I tried the following (abbreviated and pseudo):
const fileStream = fs.createReadStream(path, {encoding: null});
const checksum = crypto.createHash("sha1");
const network = createSomeSlowSlowNetworkStream();
fileStream.pipe(checksum);
fileStream.pipe(network);
const res = await network.response();
checksum.end();
if (res.checksum !== checksum.read().toString("hex")) {
throw new Error("dis is bad");
}And it works... Except that pipe'ing to checksum - which can consume a lot faster than a networked stream - will cause the file stream to emit data at that high rate, but since the networked stream is a lot slower, the file stream will buffer all data for it.
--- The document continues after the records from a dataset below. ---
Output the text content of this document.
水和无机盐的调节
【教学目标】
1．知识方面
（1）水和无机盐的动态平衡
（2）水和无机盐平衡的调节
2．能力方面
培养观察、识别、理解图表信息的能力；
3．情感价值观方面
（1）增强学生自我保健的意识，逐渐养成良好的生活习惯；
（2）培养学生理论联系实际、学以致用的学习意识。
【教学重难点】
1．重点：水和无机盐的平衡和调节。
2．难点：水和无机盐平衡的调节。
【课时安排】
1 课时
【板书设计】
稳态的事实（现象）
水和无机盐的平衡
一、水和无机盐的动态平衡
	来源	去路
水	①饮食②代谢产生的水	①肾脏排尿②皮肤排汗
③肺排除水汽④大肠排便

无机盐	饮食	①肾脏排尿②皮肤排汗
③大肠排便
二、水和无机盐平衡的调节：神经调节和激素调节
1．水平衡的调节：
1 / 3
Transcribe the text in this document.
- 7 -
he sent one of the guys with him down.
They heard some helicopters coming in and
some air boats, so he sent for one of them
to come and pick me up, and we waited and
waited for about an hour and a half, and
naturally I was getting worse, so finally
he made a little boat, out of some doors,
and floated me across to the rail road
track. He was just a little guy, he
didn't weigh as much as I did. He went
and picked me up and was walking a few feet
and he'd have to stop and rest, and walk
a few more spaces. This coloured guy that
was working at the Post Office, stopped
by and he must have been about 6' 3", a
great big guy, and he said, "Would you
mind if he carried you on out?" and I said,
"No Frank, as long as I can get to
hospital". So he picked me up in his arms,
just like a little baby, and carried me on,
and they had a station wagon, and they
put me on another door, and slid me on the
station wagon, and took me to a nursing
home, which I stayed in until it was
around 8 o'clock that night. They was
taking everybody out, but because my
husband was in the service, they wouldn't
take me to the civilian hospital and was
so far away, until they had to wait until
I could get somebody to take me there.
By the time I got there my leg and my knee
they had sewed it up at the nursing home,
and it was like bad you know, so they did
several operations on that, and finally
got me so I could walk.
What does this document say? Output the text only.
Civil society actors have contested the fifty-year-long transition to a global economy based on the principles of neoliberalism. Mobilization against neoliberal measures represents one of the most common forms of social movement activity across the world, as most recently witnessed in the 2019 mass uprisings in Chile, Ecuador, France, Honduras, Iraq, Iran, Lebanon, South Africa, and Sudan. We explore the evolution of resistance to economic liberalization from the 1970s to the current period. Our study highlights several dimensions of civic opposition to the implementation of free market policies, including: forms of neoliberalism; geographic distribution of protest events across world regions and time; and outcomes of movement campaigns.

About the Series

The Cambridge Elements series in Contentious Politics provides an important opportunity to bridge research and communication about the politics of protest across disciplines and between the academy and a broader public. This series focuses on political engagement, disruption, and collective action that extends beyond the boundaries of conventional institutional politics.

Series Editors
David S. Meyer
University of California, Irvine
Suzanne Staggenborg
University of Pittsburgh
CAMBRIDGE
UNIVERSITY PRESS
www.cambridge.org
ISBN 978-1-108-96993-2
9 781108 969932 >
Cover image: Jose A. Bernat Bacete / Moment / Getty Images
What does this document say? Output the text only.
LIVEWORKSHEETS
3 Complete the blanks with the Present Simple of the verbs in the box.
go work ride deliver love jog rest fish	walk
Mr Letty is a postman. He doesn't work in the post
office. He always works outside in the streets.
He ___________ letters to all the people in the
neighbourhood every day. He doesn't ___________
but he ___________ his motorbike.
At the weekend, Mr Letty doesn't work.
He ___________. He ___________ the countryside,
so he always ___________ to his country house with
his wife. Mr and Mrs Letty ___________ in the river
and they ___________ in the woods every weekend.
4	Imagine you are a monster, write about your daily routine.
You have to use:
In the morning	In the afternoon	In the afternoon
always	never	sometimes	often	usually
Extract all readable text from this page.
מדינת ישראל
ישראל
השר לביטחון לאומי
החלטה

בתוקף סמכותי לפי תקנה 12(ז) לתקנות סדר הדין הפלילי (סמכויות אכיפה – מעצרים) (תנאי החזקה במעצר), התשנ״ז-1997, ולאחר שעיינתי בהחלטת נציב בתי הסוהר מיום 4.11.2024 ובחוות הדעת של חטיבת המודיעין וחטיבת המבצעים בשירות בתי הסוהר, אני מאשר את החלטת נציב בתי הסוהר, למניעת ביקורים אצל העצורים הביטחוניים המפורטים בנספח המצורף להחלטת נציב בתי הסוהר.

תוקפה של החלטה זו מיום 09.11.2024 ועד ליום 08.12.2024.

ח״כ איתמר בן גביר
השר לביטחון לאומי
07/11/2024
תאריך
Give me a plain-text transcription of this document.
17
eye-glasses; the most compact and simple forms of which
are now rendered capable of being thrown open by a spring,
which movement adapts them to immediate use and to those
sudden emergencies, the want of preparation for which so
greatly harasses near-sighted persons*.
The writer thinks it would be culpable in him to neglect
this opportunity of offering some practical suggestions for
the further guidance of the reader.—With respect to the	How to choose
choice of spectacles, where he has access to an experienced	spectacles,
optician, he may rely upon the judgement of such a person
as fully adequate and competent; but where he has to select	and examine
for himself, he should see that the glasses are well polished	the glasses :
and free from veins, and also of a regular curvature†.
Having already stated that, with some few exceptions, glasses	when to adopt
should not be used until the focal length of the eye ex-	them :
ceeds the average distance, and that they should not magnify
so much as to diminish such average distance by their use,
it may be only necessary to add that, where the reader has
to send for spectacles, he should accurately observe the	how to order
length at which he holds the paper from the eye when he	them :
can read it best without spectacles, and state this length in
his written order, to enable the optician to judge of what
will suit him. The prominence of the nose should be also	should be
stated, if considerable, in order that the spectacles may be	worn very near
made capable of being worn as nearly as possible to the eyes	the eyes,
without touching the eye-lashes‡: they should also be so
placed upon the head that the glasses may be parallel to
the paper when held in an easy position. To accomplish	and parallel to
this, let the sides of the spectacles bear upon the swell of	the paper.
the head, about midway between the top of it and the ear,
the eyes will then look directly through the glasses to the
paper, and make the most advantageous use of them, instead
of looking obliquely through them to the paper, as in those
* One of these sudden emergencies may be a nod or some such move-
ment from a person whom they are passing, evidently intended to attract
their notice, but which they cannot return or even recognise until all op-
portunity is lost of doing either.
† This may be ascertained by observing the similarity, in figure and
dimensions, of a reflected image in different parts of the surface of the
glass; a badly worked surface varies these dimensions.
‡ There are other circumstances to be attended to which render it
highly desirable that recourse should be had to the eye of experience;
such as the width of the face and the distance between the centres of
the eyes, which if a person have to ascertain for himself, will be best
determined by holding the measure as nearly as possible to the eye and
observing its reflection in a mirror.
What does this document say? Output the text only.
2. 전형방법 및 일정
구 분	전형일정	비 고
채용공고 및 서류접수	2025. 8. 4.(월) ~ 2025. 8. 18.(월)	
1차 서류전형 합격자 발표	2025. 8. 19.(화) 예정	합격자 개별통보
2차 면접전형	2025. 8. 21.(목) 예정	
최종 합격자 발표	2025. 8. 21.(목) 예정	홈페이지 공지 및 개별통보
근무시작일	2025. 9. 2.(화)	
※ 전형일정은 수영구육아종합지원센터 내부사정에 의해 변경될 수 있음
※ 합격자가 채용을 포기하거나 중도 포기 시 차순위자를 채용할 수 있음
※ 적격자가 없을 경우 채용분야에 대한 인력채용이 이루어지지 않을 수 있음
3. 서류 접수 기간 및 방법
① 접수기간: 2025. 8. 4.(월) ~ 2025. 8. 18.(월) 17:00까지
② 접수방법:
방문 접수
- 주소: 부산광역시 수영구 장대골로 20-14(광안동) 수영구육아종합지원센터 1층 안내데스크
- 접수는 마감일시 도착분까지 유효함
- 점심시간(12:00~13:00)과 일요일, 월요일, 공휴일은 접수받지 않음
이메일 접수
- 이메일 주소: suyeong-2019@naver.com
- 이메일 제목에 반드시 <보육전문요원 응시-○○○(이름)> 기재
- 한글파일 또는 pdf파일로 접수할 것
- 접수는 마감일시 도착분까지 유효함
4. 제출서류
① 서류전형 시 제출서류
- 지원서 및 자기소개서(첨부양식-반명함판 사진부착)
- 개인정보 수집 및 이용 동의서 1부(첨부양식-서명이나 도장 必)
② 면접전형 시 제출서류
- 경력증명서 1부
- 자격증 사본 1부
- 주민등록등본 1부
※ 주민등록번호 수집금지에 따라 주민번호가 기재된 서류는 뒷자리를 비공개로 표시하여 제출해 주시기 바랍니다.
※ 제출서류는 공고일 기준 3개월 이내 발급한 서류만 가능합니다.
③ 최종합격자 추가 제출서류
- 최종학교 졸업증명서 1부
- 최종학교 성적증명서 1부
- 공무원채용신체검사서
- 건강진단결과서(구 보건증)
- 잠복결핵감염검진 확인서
In the end (almost) the entire file is buffered in memory this way, which is kinda bad especially if that file is a multi gigabyte file like in my tests.
Inspecting the node process showed thousands of 16KB (default highWatermark) buffers in memory totaling 5GB (essentially the file size of the file stream) waiting to be consumed by the network stream.
Remedies
When a read stream has multiple pipes, it should emit data at the rate of the slowest attached stream, not at the rate of the fastest stream.
Workaround
Well, I cheated and implemented a custom Transform that will checksum.write in .transform. That way, only the backpressure of the network stream is taken into account by the file stream emitting data.